Regardless, If you just skip forward a bit the session is really good.

LoA

I actually recently playtested Dndnext at a game store I play at, and I actually really had fun. We were playtesting a module for Forgotten Realms.

My sister was a Dwarven Fighter, my friend was a half-elf paladin (I got to call him out on all of his un-paladin behavior) and I got to play as a human monk.

We had a really cool DM, and he actually let me run on top of the panicking crowds heads and rescue a child. It was pretty cool of him to let me do it, even though I wasn't technically allowed to do things like that till about 3rd level or so. I got a 19 on my roll check though so there!

If you can't even run on top of peoples heads as a first level monk than that's not a very fun system IMHO  :P

Elemental_Elf

Quote from: Love of Awesome
I actually recently playtested Dndnext at a game store I play at, and I actually really had fun. We were playtesting a module for Forgotten Realms.

My sister was a Dwarven Fighter, my friend was a half-elf paladin (I got to call him out on all of his un-paladin behavior) and I got to play as a human monk.

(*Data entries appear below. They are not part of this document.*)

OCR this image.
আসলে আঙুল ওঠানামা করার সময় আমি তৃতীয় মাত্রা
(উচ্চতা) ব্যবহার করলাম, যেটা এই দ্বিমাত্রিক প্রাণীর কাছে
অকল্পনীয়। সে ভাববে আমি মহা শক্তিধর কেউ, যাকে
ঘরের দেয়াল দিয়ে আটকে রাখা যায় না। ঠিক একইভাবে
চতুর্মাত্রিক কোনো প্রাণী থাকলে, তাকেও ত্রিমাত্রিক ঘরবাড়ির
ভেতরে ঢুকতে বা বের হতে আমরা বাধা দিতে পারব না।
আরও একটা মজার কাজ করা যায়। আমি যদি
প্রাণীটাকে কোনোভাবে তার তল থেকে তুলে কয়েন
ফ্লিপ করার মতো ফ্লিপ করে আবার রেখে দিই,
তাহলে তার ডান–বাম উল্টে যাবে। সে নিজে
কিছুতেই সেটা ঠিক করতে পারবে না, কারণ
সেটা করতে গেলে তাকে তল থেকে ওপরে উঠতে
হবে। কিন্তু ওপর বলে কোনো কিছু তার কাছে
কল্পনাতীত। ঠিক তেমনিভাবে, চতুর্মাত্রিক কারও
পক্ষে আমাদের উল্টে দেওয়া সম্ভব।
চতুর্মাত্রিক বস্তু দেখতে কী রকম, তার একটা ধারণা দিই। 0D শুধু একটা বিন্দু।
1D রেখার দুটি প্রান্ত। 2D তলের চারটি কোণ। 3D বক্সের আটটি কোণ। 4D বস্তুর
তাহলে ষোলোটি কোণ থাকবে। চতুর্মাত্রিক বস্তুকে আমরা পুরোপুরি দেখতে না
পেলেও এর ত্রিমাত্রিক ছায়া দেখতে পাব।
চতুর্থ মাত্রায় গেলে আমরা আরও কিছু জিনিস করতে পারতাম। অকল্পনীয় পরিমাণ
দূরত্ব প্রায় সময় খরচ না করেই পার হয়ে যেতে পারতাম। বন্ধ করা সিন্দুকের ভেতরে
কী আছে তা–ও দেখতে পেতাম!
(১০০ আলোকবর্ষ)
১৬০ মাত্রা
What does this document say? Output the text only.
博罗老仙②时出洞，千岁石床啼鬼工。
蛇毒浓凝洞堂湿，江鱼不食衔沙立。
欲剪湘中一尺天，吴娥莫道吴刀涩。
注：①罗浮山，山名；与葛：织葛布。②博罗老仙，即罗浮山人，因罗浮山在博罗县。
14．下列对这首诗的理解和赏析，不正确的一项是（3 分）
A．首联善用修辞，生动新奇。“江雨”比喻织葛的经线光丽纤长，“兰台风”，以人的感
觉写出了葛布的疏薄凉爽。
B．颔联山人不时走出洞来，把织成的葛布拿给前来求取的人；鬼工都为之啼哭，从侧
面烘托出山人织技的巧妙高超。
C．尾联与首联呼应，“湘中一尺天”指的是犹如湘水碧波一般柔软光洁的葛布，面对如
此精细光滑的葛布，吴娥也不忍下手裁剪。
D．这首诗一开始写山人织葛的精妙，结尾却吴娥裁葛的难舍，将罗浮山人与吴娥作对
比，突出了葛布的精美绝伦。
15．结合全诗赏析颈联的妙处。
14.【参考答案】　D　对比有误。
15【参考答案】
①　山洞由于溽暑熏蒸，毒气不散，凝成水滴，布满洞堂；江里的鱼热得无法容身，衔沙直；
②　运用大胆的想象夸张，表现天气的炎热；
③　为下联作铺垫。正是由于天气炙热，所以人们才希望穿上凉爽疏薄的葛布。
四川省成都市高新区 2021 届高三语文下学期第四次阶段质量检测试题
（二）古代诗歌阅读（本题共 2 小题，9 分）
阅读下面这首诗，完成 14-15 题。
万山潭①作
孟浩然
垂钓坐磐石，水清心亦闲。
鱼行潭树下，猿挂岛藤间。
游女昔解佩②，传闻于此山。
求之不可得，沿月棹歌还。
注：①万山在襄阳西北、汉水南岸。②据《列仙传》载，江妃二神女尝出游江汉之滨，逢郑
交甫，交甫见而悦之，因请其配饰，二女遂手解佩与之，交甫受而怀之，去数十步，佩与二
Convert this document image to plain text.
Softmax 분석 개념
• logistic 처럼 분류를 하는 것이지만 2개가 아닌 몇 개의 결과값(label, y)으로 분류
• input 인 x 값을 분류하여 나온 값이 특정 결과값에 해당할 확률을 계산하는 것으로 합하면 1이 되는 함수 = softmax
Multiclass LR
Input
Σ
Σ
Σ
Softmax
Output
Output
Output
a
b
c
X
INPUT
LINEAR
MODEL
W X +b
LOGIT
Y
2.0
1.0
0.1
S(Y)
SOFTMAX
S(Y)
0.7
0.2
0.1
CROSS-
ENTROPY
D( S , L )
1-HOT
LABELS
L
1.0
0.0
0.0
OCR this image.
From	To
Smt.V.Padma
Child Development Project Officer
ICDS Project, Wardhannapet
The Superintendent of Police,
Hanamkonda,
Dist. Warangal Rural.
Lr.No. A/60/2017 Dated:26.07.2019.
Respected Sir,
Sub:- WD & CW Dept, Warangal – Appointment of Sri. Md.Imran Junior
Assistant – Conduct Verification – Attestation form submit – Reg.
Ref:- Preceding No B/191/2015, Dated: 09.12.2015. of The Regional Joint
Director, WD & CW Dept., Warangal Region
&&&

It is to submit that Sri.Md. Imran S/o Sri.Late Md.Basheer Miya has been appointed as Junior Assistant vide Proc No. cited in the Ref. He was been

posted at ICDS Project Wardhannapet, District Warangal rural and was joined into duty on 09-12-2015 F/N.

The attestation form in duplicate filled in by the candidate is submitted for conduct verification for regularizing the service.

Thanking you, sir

We had a really cool DM, and he actually let me run on top of the panicking crowds heads and rescue a child. It was pretty cool of him to let me do it, even though I wasn't technically allowed to do things like that till about 3rd level or so. I got a 19 on my roll check though so there!

If you can't even run on top of peoples heads as a first level monk than that's not a very fun system IMHO  :P

Actually a 19 is a really good roll in D&D. I would let you do cool stuff like that too!

Glad you had fun!

Were you adventuring in Baldur's Gate?

LoA

Quote from: Elemental_Elf
Quote from: Love of Awesome
I actually recently playtested Dndnext at a game store I play at, and I actually really had fun. We were playtesting a module for Forgotten Realms.

My sister was a Dwarven Fighter, my friend was a half-elf paladin (I got to call him out on all of his un-paladin behavior) and I got to play as a human monk.

We had a really cool DM, and he actually let me run on top of the panicking crowds heads and rescue a child. It was pretty cool of him to let me do it, even though I wasn't technically allowed to do things like that till about 3rd level or so. I got a 19 on my roll check though so there!

If you can't even run on top of peoples heads as a first level monk than that's not a very fun system IMHO  :P

Actually a 19 is a really good roll in D&D. I would let you do cool stuff like that too!

Glad you had fun!

Were you adventuring in Baldur's Gate?

Yes, I think that's what it was... That's the one where the guys on stage, and a band of assassins stir up the crowd? Then a black cloud appears on stage, and then I won't spoil it for anyone who hasn't play tested the module who wants to.